落雪声里,一人影出现在几枝被压弯了腰的稀疏竹子间,一步一步朝茅舍走近。
无风,雪却突然大了,突然乱飞。
来人的脚印很浅,很快被绵密的飞雪覆盖。
符老儿忽觉心惊肉跳,那跟落雪一样无声的脚步,仿佛一步步踩在他心头——杀机,浓重的杀机!
对方,是来杀他的!
“还望道友让小老儿死个明白!”深感逃脱无望的符老儿心一下子成灰,如同之前他紧握过的酒杯。
来人停了脚步。
无声,唯雪簌簌。
无声的压抑,符老儿听得见自己胸腔内,几乎要跳出口的如雷心跳。不知心跳还能持续多久,会在第几下时戛然而止,是这次,下一次,还是下下一次?
折磨,让人疯狂!等着死亡降临的惊恐在这一下下的心跳声里被无限放大。
没有人不害怕陨落,尤其是尝过长寿滋味的修士,他们更畏惧死亡!
来人沉默,与这天地一样安静,却比这天地更肃杀。
他见过很多人濒死前的姿态,很多很多,包括符老儿这种求死个瞑目的。
但他并不准备说什么,他杀人从来不说废话。
杀机已起,唯有以杀止杀。
无声里,绝望的,埋首雪中抬不起头的的符老儿忽然灵光一现,福至心灵:“唐公子?”
来人的脚步顿在半空。
“唐公子!”符老儿确认了,忽然痛哭,“唐公子,小老儿错了,小老儿再也不敢了!小老儿以道心起誓,以后小老儿再也不制符了!再也不会给赵姑娘符箓了!”
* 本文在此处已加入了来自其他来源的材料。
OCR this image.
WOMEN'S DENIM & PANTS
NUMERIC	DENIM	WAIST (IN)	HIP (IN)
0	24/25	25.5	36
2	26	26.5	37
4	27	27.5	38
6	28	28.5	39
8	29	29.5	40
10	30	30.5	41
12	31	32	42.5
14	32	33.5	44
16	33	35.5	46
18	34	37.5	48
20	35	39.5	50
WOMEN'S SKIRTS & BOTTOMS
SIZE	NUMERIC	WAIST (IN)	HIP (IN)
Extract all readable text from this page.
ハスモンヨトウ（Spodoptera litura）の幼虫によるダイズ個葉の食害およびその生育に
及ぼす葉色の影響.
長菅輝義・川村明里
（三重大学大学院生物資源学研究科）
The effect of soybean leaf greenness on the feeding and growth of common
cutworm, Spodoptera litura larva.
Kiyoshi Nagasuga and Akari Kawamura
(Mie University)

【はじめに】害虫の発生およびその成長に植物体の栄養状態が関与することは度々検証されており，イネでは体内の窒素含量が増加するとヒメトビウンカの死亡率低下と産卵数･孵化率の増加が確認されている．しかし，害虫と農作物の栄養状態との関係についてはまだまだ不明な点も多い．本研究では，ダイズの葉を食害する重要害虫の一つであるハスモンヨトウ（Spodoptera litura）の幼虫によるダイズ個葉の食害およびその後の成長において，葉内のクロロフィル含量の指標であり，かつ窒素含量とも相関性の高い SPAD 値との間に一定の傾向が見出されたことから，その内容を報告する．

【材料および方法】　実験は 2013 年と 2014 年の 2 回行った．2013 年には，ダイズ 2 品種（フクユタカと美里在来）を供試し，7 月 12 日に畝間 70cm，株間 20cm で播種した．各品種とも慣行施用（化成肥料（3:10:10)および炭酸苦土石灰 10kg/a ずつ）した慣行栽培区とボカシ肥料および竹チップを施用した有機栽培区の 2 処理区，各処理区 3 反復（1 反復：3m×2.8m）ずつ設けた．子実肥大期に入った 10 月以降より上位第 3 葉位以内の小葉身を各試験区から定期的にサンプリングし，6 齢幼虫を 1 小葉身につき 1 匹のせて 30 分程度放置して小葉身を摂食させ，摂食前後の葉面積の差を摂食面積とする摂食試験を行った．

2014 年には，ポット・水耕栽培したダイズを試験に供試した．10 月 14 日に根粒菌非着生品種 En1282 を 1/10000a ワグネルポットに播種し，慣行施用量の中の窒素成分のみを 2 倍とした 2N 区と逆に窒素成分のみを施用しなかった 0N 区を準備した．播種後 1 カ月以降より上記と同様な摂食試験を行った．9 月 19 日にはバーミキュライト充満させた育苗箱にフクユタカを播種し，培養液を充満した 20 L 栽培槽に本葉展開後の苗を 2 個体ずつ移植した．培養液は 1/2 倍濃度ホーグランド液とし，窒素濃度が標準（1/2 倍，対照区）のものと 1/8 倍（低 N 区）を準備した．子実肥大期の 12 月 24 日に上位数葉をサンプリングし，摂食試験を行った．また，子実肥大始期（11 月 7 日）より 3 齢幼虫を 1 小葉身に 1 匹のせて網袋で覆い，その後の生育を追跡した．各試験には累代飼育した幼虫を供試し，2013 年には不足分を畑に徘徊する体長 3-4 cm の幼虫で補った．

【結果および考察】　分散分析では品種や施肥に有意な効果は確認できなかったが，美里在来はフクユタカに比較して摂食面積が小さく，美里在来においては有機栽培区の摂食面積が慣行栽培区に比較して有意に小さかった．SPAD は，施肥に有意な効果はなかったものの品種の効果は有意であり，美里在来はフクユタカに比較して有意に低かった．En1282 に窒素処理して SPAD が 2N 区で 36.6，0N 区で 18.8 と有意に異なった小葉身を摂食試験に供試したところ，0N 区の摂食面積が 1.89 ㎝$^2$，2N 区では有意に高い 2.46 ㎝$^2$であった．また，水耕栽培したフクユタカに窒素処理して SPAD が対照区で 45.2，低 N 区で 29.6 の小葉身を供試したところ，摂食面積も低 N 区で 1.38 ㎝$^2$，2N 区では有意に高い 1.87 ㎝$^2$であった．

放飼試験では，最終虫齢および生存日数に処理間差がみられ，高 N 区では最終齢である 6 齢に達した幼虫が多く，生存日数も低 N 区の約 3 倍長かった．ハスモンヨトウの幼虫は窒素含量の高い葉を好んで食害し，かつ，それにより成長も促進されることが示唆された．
猜到了来人,符老儿恍如落水之人抓到了稻草。他跟唐笑从无干系,唯一的干系,就是赵芙从他这里拿去的那盒皇符。一线生机在望,干脆地舍弃专长,只求活命,符老儿痛哭流涕哀求。
断臂求生的勇气,并不是谁都有。
来人缓缓放下脚步,无声。
他见风吹茅舍,是不规则的气息,于是视线追逐至天际,浓云透彩,有天机动。
他皱眉,凝目半阖,开始心算。
竹叶,撑住了积雪,却熬不住这方杀机,离枝而下,如雪一般,簌簌。
再次无声。
然这次符老儿却是欣喜,不是之前等死的恐惧。符老儿知道来人此时的沉默,是犹豫。
犹豫越长,杀心越淡,自己求活的希望就越大。
雪中少年眉目渐拢。
天机难测,不过这几息,变数又生。之前他算得的,竟又隐去了。
致赵芙生机中断的,不是眼前趴在雪地,瑟瑟如落水之犬的这人吗?
唐笑开始不满自己衍算之术。
但宁可错杀,也不放过,唐笑并不想冒险,尤其事情关系到赵芙。
杀机陡厉。
心渐渐松弛下来的符老儿一下子僵住,这是?......对方又要杀他了,自己这是要死了?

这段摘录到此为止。